In the Cloud9 IDE, create a new file in the top folder with the following content. Let's call it menderjob.json
. Replace <BUCKET> with the name of the bucket where you placed the mender artifact.
{
"operation": "mender_install",
"url": "${aws:iot:s3-presigned-url:https://s3.amazonaws.com/<BUCKET>/2019-04-08-raspbian-stretch-lite.mender}"
}
Copy the file to the S3 bucket with the following command. For BUCKET we are going to use the same bucket we created for storing the mender artifact:
aws s3 cp ~/environment/menderjob.json s3://<BUCKET>
Create an AWS IoT Job
It is time now to create AWS IoT Job containing the information necessary for the de Go the AWS IoT Console and select Manage|Jobs. Click on Create Job.

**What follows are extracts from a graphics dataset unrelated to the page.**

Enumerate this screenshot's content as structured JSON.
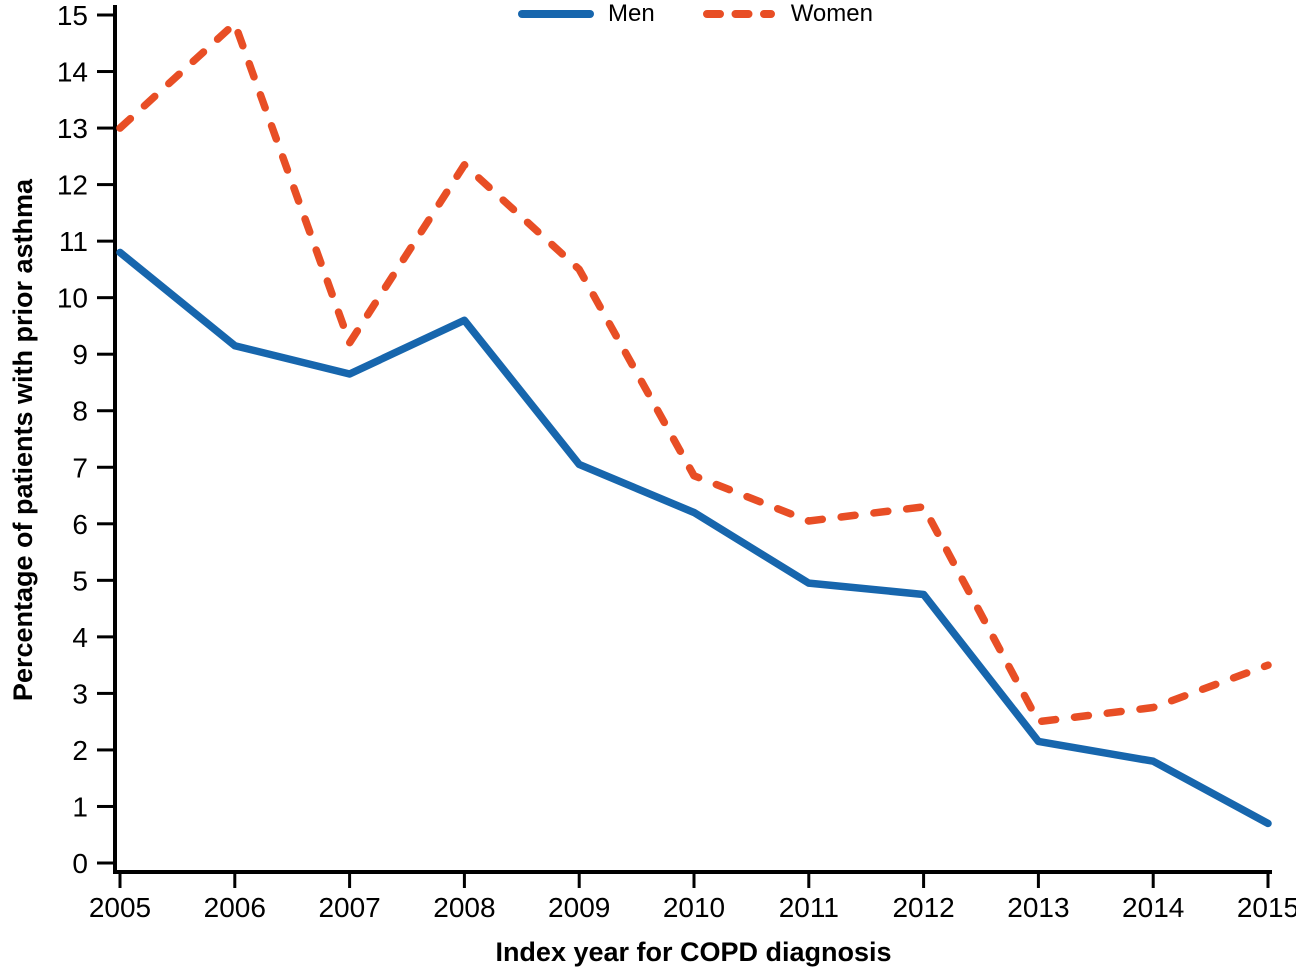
{
  "chart_data": {
    "type": "line",
    "x": [
      2005,
      2006,
      2007,
      2008,
      2009,
      2010,
      2011,
      2012,
      2013,
      2014,
      2015
    ],
    "xlabel": "Index year for COPD diagnosis",
    "ylabel": "Percentage of patients with prior asthma",
    "ylim": [
      0,
      15
    ],
    "ytick_interval": 1,
    "grid": false,
    "legend_position": "top-center",
    "axis_color": "#000000",
    "series": [
      {
        "name": "Men",
        "line_style": "solid",
        "color": "#1766ad",
        "values": [
          10.8,
          9.15,
          8.65,
          9.6,
          7.05,
          6.2,
          4.95,
          4.75,
          2.15,
          1.8,
          0.7
        ]
      },
      {
        "name": "Women",
        "line_style": "dashed",
        "color": "#e84e25",
        "values": [
          13.0,
          14.85,
          9.2,
          12.35,
          10.5,
          6.85,
          6.05,
          6.3,
          2.5,
          2.75,
          3.5
        ]
      }
    ]
  }
}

You can also use this quick link.
Select Create a custom job, then enter a Job ID, for example "mender-update-1".
-
Under Select devices to update select the Thing you have created earlier.
-
Under Add a job file select the bucket and then the
menderjob.json
file. -
Under Pre-sign resource URLs select I want to... and select Create Role. Enter a name and then click on Create role. In URL will expire at this time select 1 hour.

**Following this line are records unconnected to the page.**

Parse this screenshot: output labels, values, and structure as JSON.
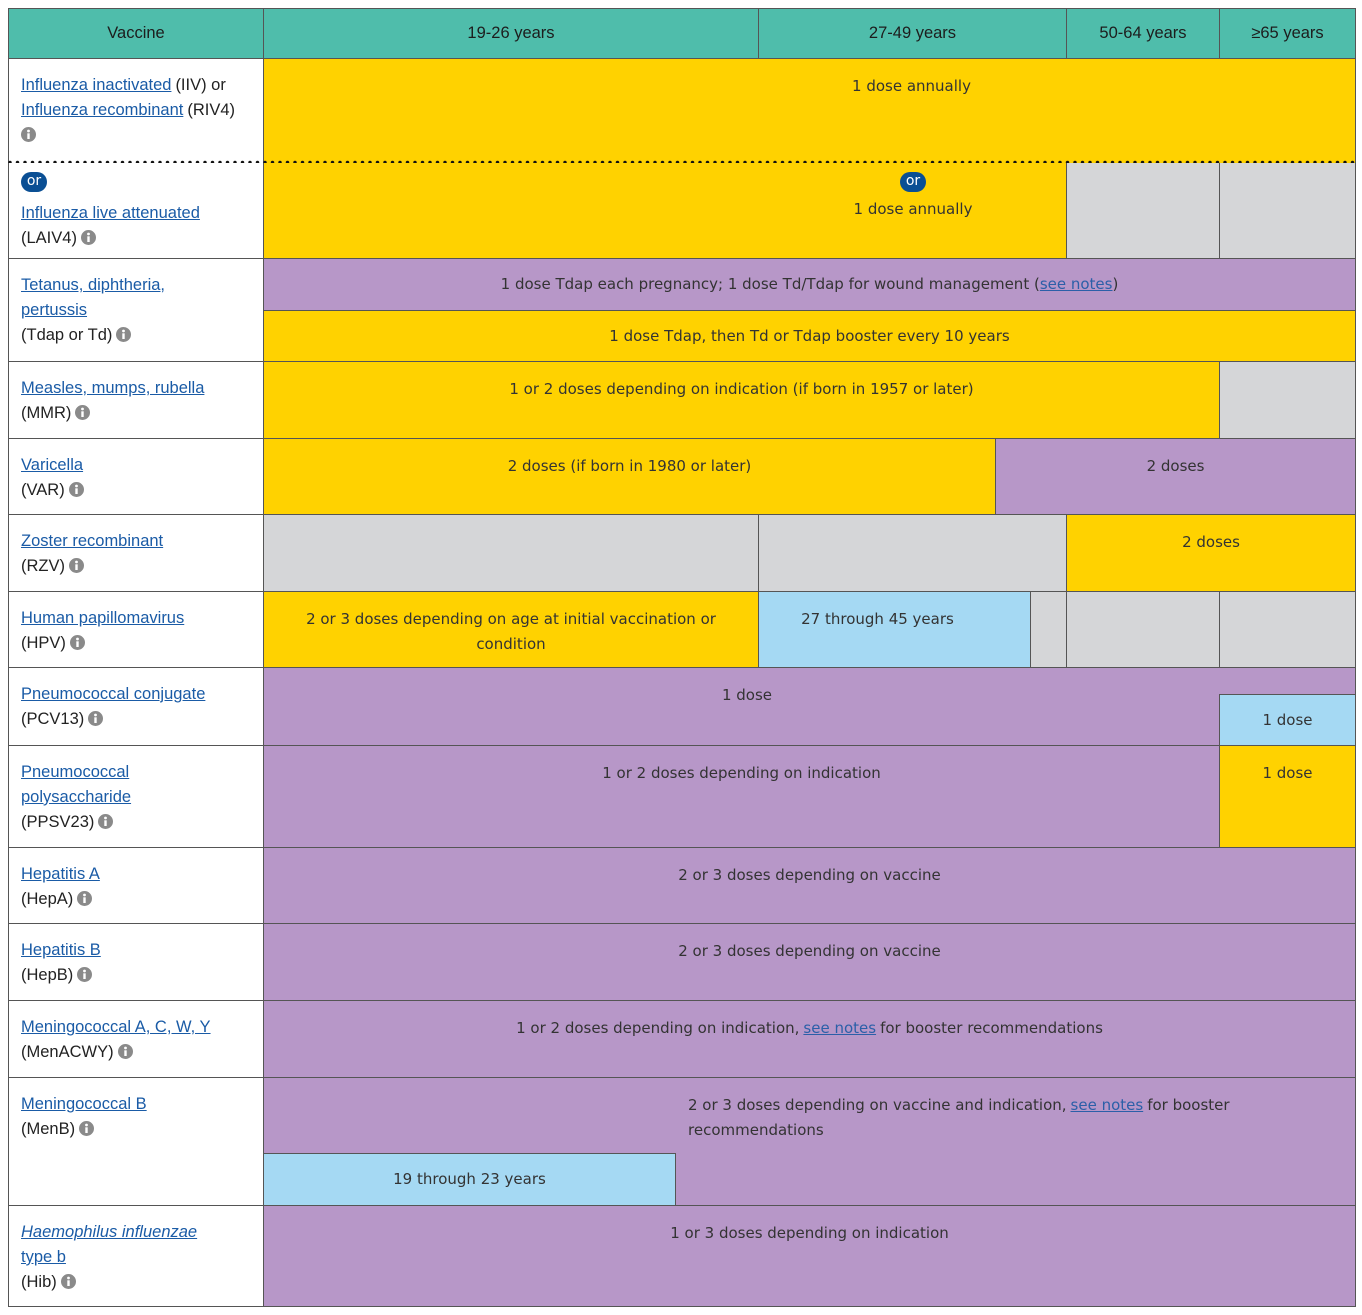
{
  "header": {
    "vaccine": "Vaccine",
    "ages": [
      "19-26 years",
      "27-49 years",
      "50-64 years",
      "≥65 years"
    ]
  },
  "rows": [
    {
      "name": "Influenza inactivated",
      "abbr": "(IIV) or",
      "name2": "Influenza recombinant",
      "abbr2": "(RIV4)",
      "doses": [
        "1 dose annually"
      ]
    },
    {
      "or": "or",
      "name": "Influenza live attenuated",
      "abbr": "(LAIV4)",
      "dose_or": "or",
      "doses": [
        "1 dose annually"
      ]
    },
    {
      "name": "Tetanus, diphtheria, pertussis",
      "abbr": "(Tdap or Td)",
      "doses": [
        {
          "text": "1 dose Tdap each pregnancy; 1 dose Td/Tdap for wound management (",
          "link": "see notes",
          "after": ")"
        },
        "1 dose Tdap, then Td or Tdap booster every 10 years"
      ]
    },
    {
      "name": "Measles, mumps, rubella",
      "abbr": "(MMR)",
      "doses": [
        "1 or 2 doses depending on indication (if born in 1957 or later)"
      ]
    },
    {
      "name": "Varicella",
      "abbr": "(VAR)",
      "doses": [
        "2 doses (if born in 1980 or later)",
        "2 doses"
      ]
    },
    {
      "name": "Zoster recombinant",
      "abbr": "(RZV)",
      "doses": [
        "2 doses"
      ]
    },
    {
      "name": "Human papillomavirus",
      "abbr": "(HPV)",
      "doses": [
        "2 or 3 doses depending on age at initial vaccination or condition",
        "27 through 45 years"
      ]
    },
    {
      "name": "Pneumococcal conjugate",
      "abbr": "(PCV13)",
      "doses": [
        "1 dose",
        "1 dose"
      ]
    },
    {
      "name": "Pneumococcal polysaccharide",
      "abbr": "(PPSV23)",
      "doses": [
        "1 or 2 doses depending on indication",
        "1 dose"
      ]
    },
    {
      "name": "Hepatitis A",
      "abbr": "(HepA)",
      "doses": [
        "2 or 3 doses depending on vaccine"
      ]
    },
    {
      "name": "Hepatitis B",
      "abbr": "(HepB)",
      "doses": [
        "2 or 3 doses depending on vaccine"
      ]
    },
    {
      "name": "Meningococcal A, C, W, Y",
      "abbr": "(MenACWY)",
      "doses": [
        {
          "text": "1 or 2 doses depending on indication,",
          "link": "see notes",
          "after": "for booster recommendations"
        }
      ]
    },
    {
      "name": "Meningococcal B",
      "abbr": "(MenB)",
      "doses": [
        {
          "text": "2 or 3 doses depending on vaccine and indication,",
          "link": "see notes",
          "after": "for booster recommendations"
        },
        "19 through 23 years"
      ]
    },
    {
      "name": "Haemophilus influenzae",
      "name_rest": "type b",
      "abbr": "(Hib)",
      "doses": [
        "1 or 3 doses depending on indication"
      ]
    }
  ]
}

Leave the rest as-is and click Next and then click Create.
Monitoring the progress
AWS IoT Jobs has a rather coarse reporting for job progress avaiable to other subscriber than the device itself.
To overcome this limitiation, the goagent publishes the output of the mender command to a dedicated topic, so that a montioring application can easily follow the progress.
In the AWS IoT Console, select Test and subscribe to mender/#
.
You should start seeing messages like the following appearing:
{
"progress": "................................ 5% 12288 KiB",
"ts": 1574763274
}
How does this work?
The goagent has received the new job, and accepted it by reporting back to the AWS Job service an IN_PROGRESS status. It also reports back the current step of the installation progress, in this case "downloading". This information is not available in the console but can be queried via the API prior knowing the jobId and the thingName.
At this stage the mender client is downloading the artifact from S3 via the pre-signed URL and copying it to the inactive partition (mender -install <s3 presigned url>
)
Once the installation is completed and the mender client exits, the goagent reports back to the AWS Jobs service a status of IN_PROGRESS with step "rebooting" and issues a reboot command.
When the system comes up again, the goagent will retrieve the current job as pending. Since the stage is "rebooting" it determines that the Raspberry has rebooted and commit the update using the mender client (mender -commit
), and reports back a successful job. If the commit command fails it means that the system has rebooted to the old partition, and the goagent issues a rollback command (mender -rollback
) and reports back a failed job.
If the network connection is interrupted during the download or the device reboots for any other reason before the update is completed, the goagent invokes the mender install
command which in turn download the firmware again.
It is also possible to add a counter to the job reported state to keep track of how many time a download has been attempted and fail the job after N attempts.
Troubleshooting
The goagent is not active
On the Raspberry Pi
sudo journalctl -u goagent
to check the logs
The job never shows completed
It might take some time for the mender client to finish the upgrade even after the logs have been showing 99% completion. Be patient. If you have an ssh connection to the Raspberry Pi open during the upgrade, it will disconnect on reboot, indicating that the mender command has successfully terminated. If after this the job still does not show completed, ssh to the Raspberry Pi and check if the goagent is running
systemctl status goagent
Improvements
If you feel brave enough feel free to take this code and:
- Add status reporting (startup time, heartbeat, local IP address) to using thing shadow
- Perform graceful shutdown of other components running on the system before rebooting
- Perform additional system verifications upon reboot before committing
License
This project is licensed under the Apache-2.0 License.